Historically, Irving, Texas-based VHA hasn't focused on recruiting new long-term care members, but that has changed dramatically with the addition of Tidewater, a niche GPO, said Richard Peters, senior director of VHA's non-acute operations.

"As a result of VHA's interest in serving the rapidly growing long-term care market, we recently created a relationship with Tidewater to accelerate our growth in this market," he said. "The strength of our combined purchasing power will help bring lower prices on more things long-term care providers use."

Group purchasing for non-acute providers goes back to the early 1990s, when both MedAssets and New York-based Innovatix started serving alternate site organizations. Innovatix, a joint venture between the Greater New York Hospital Association and a subsidiary of Premier, started out as a GPO for home infusion companies, long-term care pharmacies and independent medical oncologists. It has since expanded purchasing options for all segments of healthcare, said Innovatix president and CEO John Sganga.

"What has happened is that as the marketplace goes beyond acute care and other care options, we're seeing an explosion of facilities that need GPOs to become more cost effective," he said.
While Innovatix's purchasing volume is around $4 billion, Sganga expects that total to double over the next four years.

Beyond contracts

To help their members stay viable and profitable, GPOs are taking on responsibilities beyond purchasing, such as consulting, education and technology expertise.

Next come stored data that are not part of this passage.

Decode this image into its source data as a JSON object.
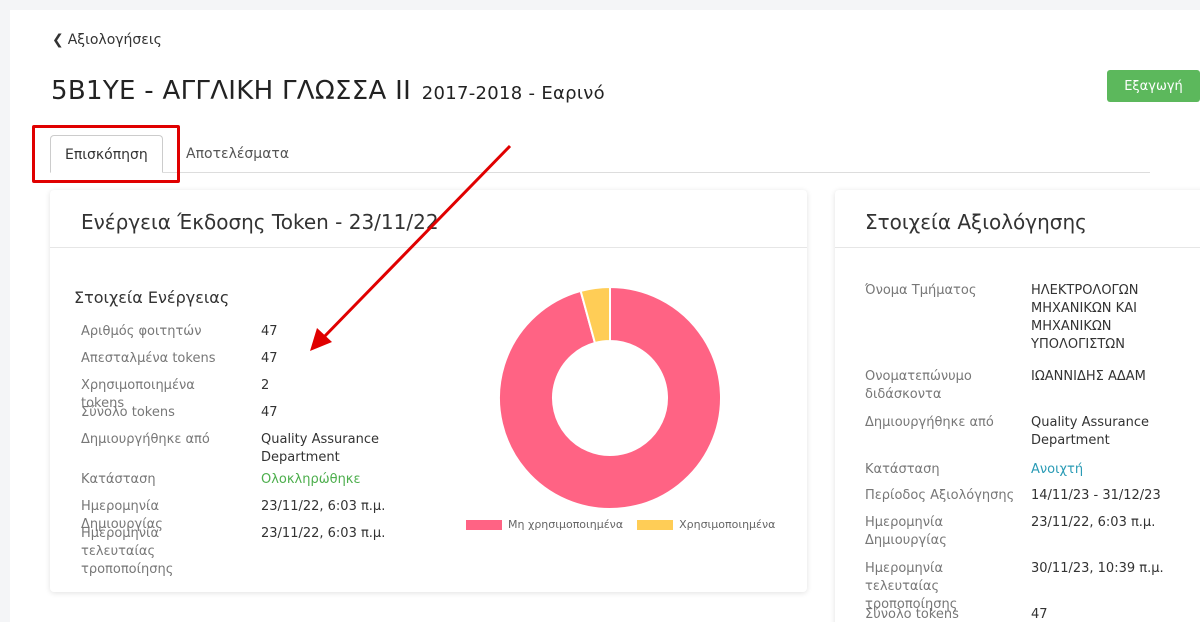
{
  "nav": {
    "back_label": "Αξιολογήσεις"
  },
  "header": {
    "title": "5Β1ΥΕ - ΑΓΓΛΙΚΗ ΓΛΩΣΣΑ II",
    "subtitle": "2017-2018 - Εαρινό",
    "export_label": "Εξαγωγή"
  },
  "tabs": [
    {
      "label": "Επισκόπηση",
      "active": true
    },
    {
      "label": "Αποτελέσματα",
      "active": false
    }
  ],
  "action_card": {
    "title": "Ενέργεια Έκδοσης Token - 23/11/22",
    "section_title": "Στοιχεία Ενέργειας",
    "rows": [
      {
        "key": "Αριθμός φοιτητών",
        "value": "47"
      },
      {
        "key": "Απεσταλμένα tokens",
        "value": "47"
      },
      {
        "key": "Χρησιμοποιημένα tokens",
        "value": "2"
      },
      {
        "key": "Σύνολο tokens",
        "value": "47"
      },
      {
        "key": "Δημιουργήθηκε από",
        "value": "Quality Assurance Department"
      },
      {
        "key": "Κατάσταση",
        "value": "Ολοκληρώθηκε"
      },
      {
        "key": "Ημερομηνία Δημιουργίας",
        "value": "23/11/22, 6:03 π.μ."
      },
      {
        "key": "Ημερομηνία τελευταίας τροποποίησης",
        "value": "23/11/22, 6:03 π.μ."
      }
    ]
  },
  "chart_data": {
    "type": "pie",
    "categories": [
      "Μη χρησιμοποιημένα",
      "Χρησιμοποιημένα"
    ],
    "values": [
      45,
      2
    ],
    "colors": [
      "#ff6384",
      "#ffcd56"
    ],
    "legend": "bottom"
  },
  "eval_card": {
    "title": "Στοιχεία Αξιολόγησης",
    "rows": [
      {
        "key": "Όνομα Τμήματος",
        "value": "ΗΛΕΚΤΡΟΛΟΓΩΝ ΜΗΧΑΝΙΚΩΝ ΚΑΙ ΜΗΧΑΝΙΚΩΝ ΥΠΟΛΟΓΙΣΤΩΝ"
      },
      {
        "key": "Ονοματεπώνυμο διδάσκοντα",
        "value": "ΙΩΑΝΝΙΔΗΣ ΑΔΑΜ"
      },
      {
        "key": "Δημιουργήθηκε από",
        "value": "Quality Assurance Department"
      },
      {
        "key": "Κατάσταση",
        "value": "Ανοιχτή"
      },
      {
        "key": "Περίοδος Αξιολόγησης",
        "value": "14/11/23 - 31/12/23"
      },
      {
        "key": "Ημερομηνία Δημιουργίας",
        "value": "23/11/22, 6:03 π.μ."
      },
      {
        "key": "Ημερομηνία τελευταίας τροποποίησης",
        "value": "30/11/23, 10:39 π.μ."
      },
      {
        "key": "Σύνολο tokens",
        "value": "47"
      }
    ]
  },
  "colors": {
    "status_done": "#4cae4c",
    "status_open": "#2a9bb5",
    "export_button": "#5cb85c",
    "annotation": "#e00000"
  }
}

The massive influx of baby boomers into the healthcare system over the next decade will require provider organizations to expand their facilities in order to accommodate this huge new patient base, Peters said.

"It is creating a need for architecture and building services beyond conventional medical supplies, pharmaceuticals and food," he said. "VHA's capital asset management program can help providers along this expansion, from budgeting, planning and design through construction and into operation."